Однако насколько реально данное событие? Как оно согласуется с известными историческими фактами? Снова обратимся к документам, дошедшим до нашего времени. Через два месяца после пленения Пугачева Каранай сложил оружие. 20 ноября 1774 года он добровольно явился в Казанскую секретную комиссию. В тот же день генерал П.С.Потемкин отправил донесение Екатерине II о том, что в Казань доставлен «главнейший бунтовщик» («Крестьянская война 1773–1775 гг. на территории Башкирии». Сборник документов. Уфа, 1975, с.411). Комиссия, находившаяся непосредственно под контролем Екатерины II, занималась установлением личности самозваного императора Петра III, выявлением причин массового восстания, расследованием и вынесением приговора участникам.
Явку известного бунтовщика Потемкин воспринял как удачу, особенно после того как сопровождаемый его людьми в Казань плененный Пугачев был перехвачен генералами А.В.Суворовым и П.И.Паниным. Тогда раздосадованный генерал даже написал жалобу императрице. Теперь же он мог явиться в столицу не с пустыми руками. 28 ноября он, а вслед за ним и Каранай Муратов, покинули Казань. Как известно, казнь предводителя Крестьянской войны состоялась в Москве 10 января 1775 года. Таким образом, около месяца башкирский полковник находился где-то в ожидании этого события. Этого времени было вполне достаточно для поездки в Петербург и обратно.

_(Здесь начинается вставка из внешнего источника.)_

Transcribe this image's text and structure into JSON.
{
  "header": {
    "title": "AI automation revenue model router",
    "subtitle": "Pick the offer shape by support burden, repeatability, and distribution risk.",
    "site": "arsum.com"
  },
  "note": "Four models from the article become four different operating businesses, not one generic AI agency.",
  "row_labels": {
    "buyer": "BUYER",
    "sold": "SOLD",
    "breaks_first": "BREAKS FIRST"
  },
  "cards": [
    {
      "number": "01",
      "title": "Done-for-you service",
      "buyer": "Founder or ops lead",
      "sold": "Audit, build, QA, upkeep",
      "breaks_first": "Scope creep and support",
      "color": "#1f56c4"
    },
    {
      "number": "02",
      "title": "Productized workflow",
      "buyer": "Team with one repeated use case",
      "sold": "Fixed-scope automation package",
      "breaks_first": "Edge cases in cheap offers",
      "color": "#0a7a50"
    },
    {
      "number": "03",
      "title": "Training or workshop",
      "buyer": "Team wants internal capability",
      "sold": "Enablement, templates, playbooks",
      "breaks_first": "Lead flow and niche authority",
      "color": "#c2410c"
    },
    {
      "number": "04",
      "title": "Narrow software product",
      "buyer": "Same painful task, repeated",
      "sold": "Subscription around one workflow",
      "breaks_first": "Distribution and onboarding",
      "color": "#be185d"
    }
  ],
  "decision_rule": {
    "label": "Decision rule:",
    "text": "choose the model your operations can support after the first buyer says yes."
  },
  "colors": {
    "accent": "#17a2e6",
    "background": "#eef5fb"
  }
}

Однако имеются ли основания для предположения такой поездки? На этот вопрос можно ответить утвердительно. Известно, что 10 августа 1774 года Потемкин обратился с воззванием к башкирам, в котором обещал «что ежели башкирский народ усмирится и пришлет ко мне старшин своих, дабы я мог их представить пред лице монархини с повиновением их, тогда отпустятся им вины, и спокойствие жизни они иметь будут…» («Крестьянская война», с.224). Очевидно, что генерал не мог сделать такое заявление без воли императрицы.
Известно, что пугачевский бунт сильно напугал Екатерину II и уязвил ее самолюбие. Она считала себя просвещенной, доброй и справедливой правительницей, заслуживающей любви и покорности народа. Поэтому она тщательно искала следы иностранного, в первую очередь, турецкого вмешательства. Особые претензии у нее были к башкирам, которые, по ее мнению, «ничем отягощены не были, однако же, такое злодейство проявили». Вполне понятно было ее желание воочию увидеть и самой опросить видного представителя беспокойного народа. Заметим, что эта аудиенция не была чем-то из ряда вон выходящим и имела исторические прецеденты. Известно, что, например, в 1663 году предводители башкирского восстания были приняты царем Алексеем Михайловичем, а в 1722-м – Петром I.
20 января 1775 года Потемкин написал в Казанскую секретную комиссию «…привезен сей Каранай был в Москву, во-первых, для того, чтоб видел под стражею и в узах того, коего идолом они представляли, а потом бы и казни был мнимого идола своего, злодея Пугачева, очевидным свидетелем. Все сие исполня, возвращается ныне в комиссию с тем, чтоб его препроводить к генерал-поручику и губернатору казанскому князь Платону Степановичу Мещерскому...» («Крестьянская война», с.273–274).
В далекие времена, когда не было средств массовой информации, люди жили слухами. После восстания в народе ходили разговоры о том, что Пугачев жив и вскоре снова объявит о себе. По замыслу правительства, свидетельство авторитетной в своем народе личности должно было способствовать борьбе с ложными слухами.